Our weekly search for the ideal power forward goes back in time.

As this era of Raptors basketball continues to assert its dominance over any other era of Raptors basketball, nostalgia inevitably fades. Ten years from now, we’ll look back at DeMar DeRozan and Kyle Lowry like we do at Vince Carter now — players who pushed the team another step forward toward universal respectability and toward (we hope) an eventual championship.

Which is good! Progress is happening, even if it took 20 years and some fits and starts. It’s also provided some interesting conversation, because now we finally have two eras to compare against each other. We can have real conversations about who the greatest Raptor of all time is — is it Lowry or Carter? Is DeRozan in the stratosphere? What about Chris Bosh?

After we finish arguing about that, a more interesting conversation that emerges is who the fifth best Raptor of all-time is. So many names can be tossed into this stew — guys like Alvin Williams, Tracy McGrady, Damon Stoudemire, or even Jonas Valanciunas. For my money, though, that fifth-best title goes to the inimitable Antonio Davis.

The Scenario

Oh yes, I promised from the get-go this column would get weird. Since there aren’t a lot of hot, juicy NBA rumours going around, let’s get in the time machine and see how Tony Davis would look on this edition of the Raptors.

Davis joined the Raptors in the 1999-00 season at the age of 31, after a successful six season run in Indiana. In the Midwest, his more skillful play combined with the burly Dale Davis for a classic frontcourt foil to Michael Jordan’s Chicago Bulls. Their 1998 Eastern Conference Finals series (available in full on YouTube!) is still one of the best playoff series I’ve ever seen, and an example of 90’s basketball at its absolute peak — slugfest to the max.

With the Raptors, though, Davis became a more featured piece. His points per game jumped over 13 in his first three seasons with Toronto -- peaking in 2000-01 and 2001-02, which is more or less when the franchise peaked.

The Basketball Fit

While Davis was never an outside shooter (he shot just three triples in a Raptors jersey), he had a decent midrange jump shot and loved to mix it up close to the net.

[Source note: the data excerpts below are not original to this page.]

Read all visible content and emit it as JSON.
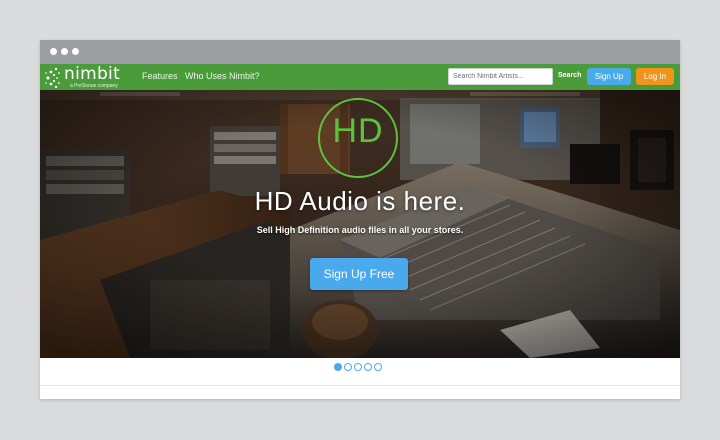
{
  "brand": {
    "name": "nimbit",
    "tagline": "a PreSonus company",
    "color": "#4a9c3b"
  },
  "nav": {
    "links": [
      "Features",
      "Who Uses Nimbit?"
    ]
  },
  "search": {
    "placeholder": "Search Nimbit Artists...",
    "button_label": "Search"
  },
  "auth": {
    "signup_label": "Sign Up",
    "login_label": "Log In",
    "signup_color": "#4aa9ea",
    "login_color": "#f0941c"
  },
  "hero": {
    "badge": "HD",
    "title": "HD Audio is here.",
    "subtitle": "Sell High Definition audio files in all your stores.",
    "cta_label": "Sign Up Free",
    "accent_color": "#5ec33c"
  },
  "carousel": {
    "count": 5,
    "active_index": 0
  },
  "icons": {
    "window_controls": [
      "dot-icon",
      "dot-icon",
      "dot-icon"
    ],
    "logo": "nimbit-logo-icon"
  }
}
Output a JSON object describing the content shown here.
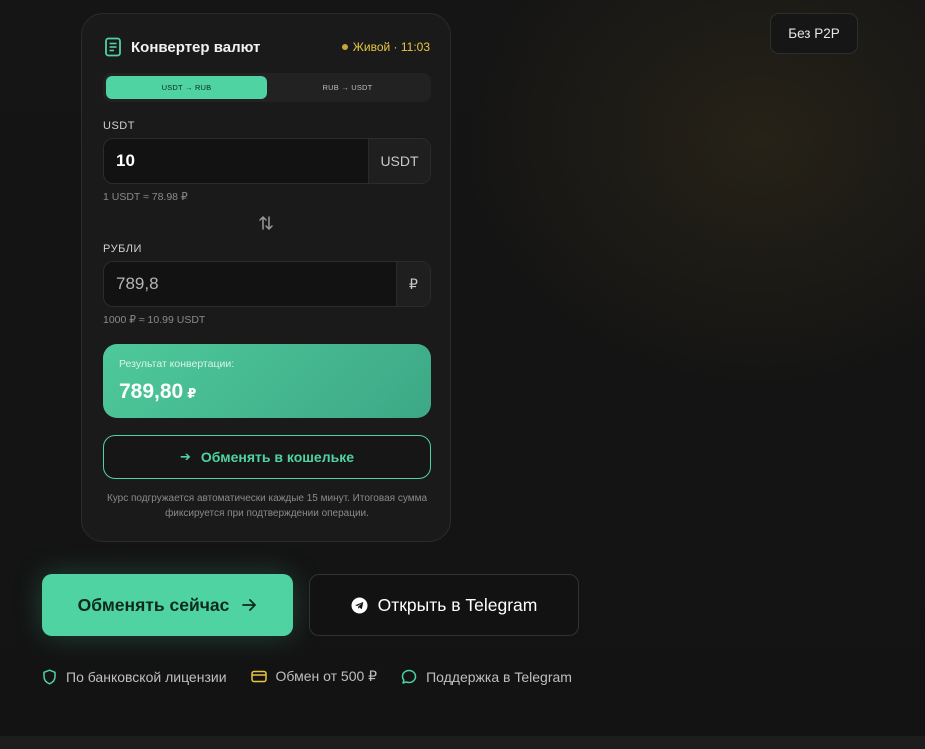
{
  "converter": {
    "title": "Конвертер валют",
    "live_status": "Живой · 11:03",
    "tabs": [
      {
        "label": "USDT → RUB",
        "active": true
      },
      {
        "label": "RUB → USDT",
        "active": false
      }
    ],
    "usdt_field": {
      "label": "USDT",
      "value": "10",
      "unit": "USDT",
      "hint": "1 USDT ≈ 78.98 ₽"
    },
    "rub_field": {
      "label": "РУБЛИ",
      "value": "789,8",
      "unit": "₽",
      "hint": "1000 ₽ ≈ 10.99 USDT"
    },
    "result": {
      "label": "Результат конвертации:",
      "value": "789,80",
      "currency": "₽"
    },
    "wallet_button": {
      "icon": "arrow-right-icon",
      "label": "Обменять в кошельке"
    },
    "note": "Курс подгружается автоматически каждые 15 минут. Итоговая сумма фиксируется при подтверждении операции."
  },
  "badge_no_p2p": "Без P2P",
  "cta": {
    "primary_label": "Обменять сейчас",
    "secondary_label": "Открыть в Telegram"
  },
  "features": [
    {
      "icon": "shield-icon",
      "label": "По банковской лицензии"
    },
    {
      "icon": "card-icon",
      "label": "Обмен от 500 ₽"
    },
    {
      "icon": "chat-bubble-icon",
      "label": "Поддержка в Telegram"
    }
  ],
  "colors": {
    "accent": "#4fd3a2",
    "live": "#e8c640",
    "background": "#141414",
    "card": "#1a1a1a"
  }
}
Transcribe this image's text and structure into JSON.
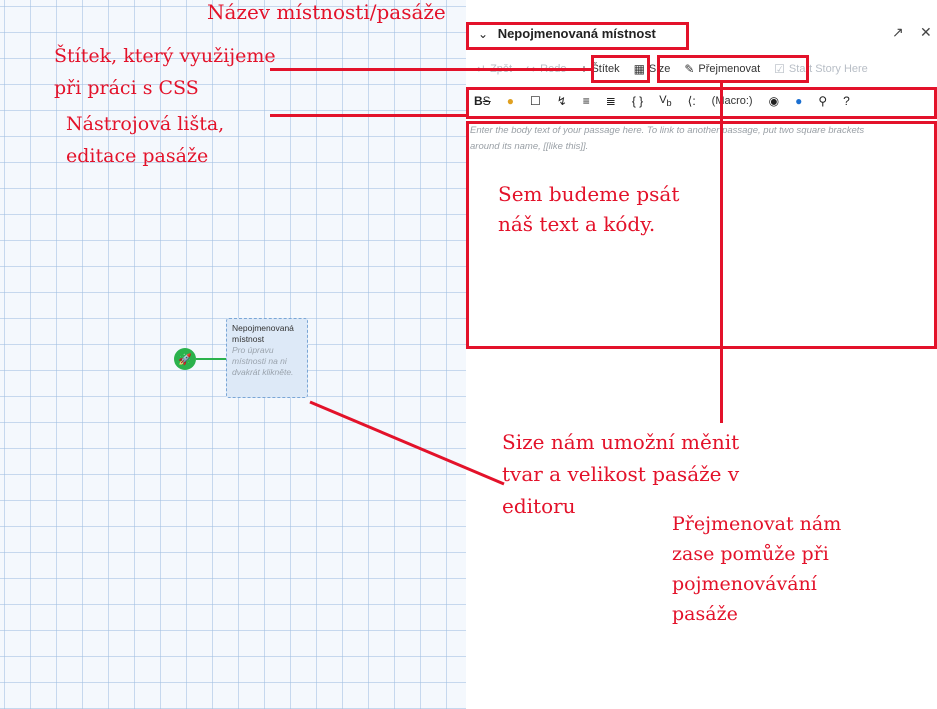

He was bruising on the boards (and passionate about it too), averaging a double-double in the Eastern Conference Semis season, and — along with Charles Oakley — was the feature of a tough, albeit aging Raptors frontcourt.

In today’s NBA, you’d expect that there would’ve been more pressure for Davis to stretch his game to the three-point line. With a lot of centre minutes, though, he never had to — he was about 15 years too early for the stretch five fad.

All this to say: it wouldn’t be unreasonable to think Davis could’ve made it on today’s Raptors team, and maybe even have been a better fit. Without the pressure of playing truly massive power forwards and centres, Davis would have been a flexible 4-5 solution — able to cover minutes for both Valanciunas and Patrick Patterson in different lineups.

The Emotional Fit

In a recent NBA Canada Series stop in my hometown, Antonio Davis was very open and warm about today’s Raptors fanbase. He and the early 2000’s teams enjoyed fandom, but nothing like the team today sees. The game — as we always talk about on this site — has grown in Canada, and so the Raptors have with it. If we could open that time machine door, there would absolutely be something mutual between us and Davis as he walked through.

The Verdict

Unfortunately, time travel is still somewhere in the future, so Antonio Davis remains on television and not on the basketball court. For your money, though, would you see someone of his skillset playing power forward today? What’s your choice for fifth best Raptor of all-time?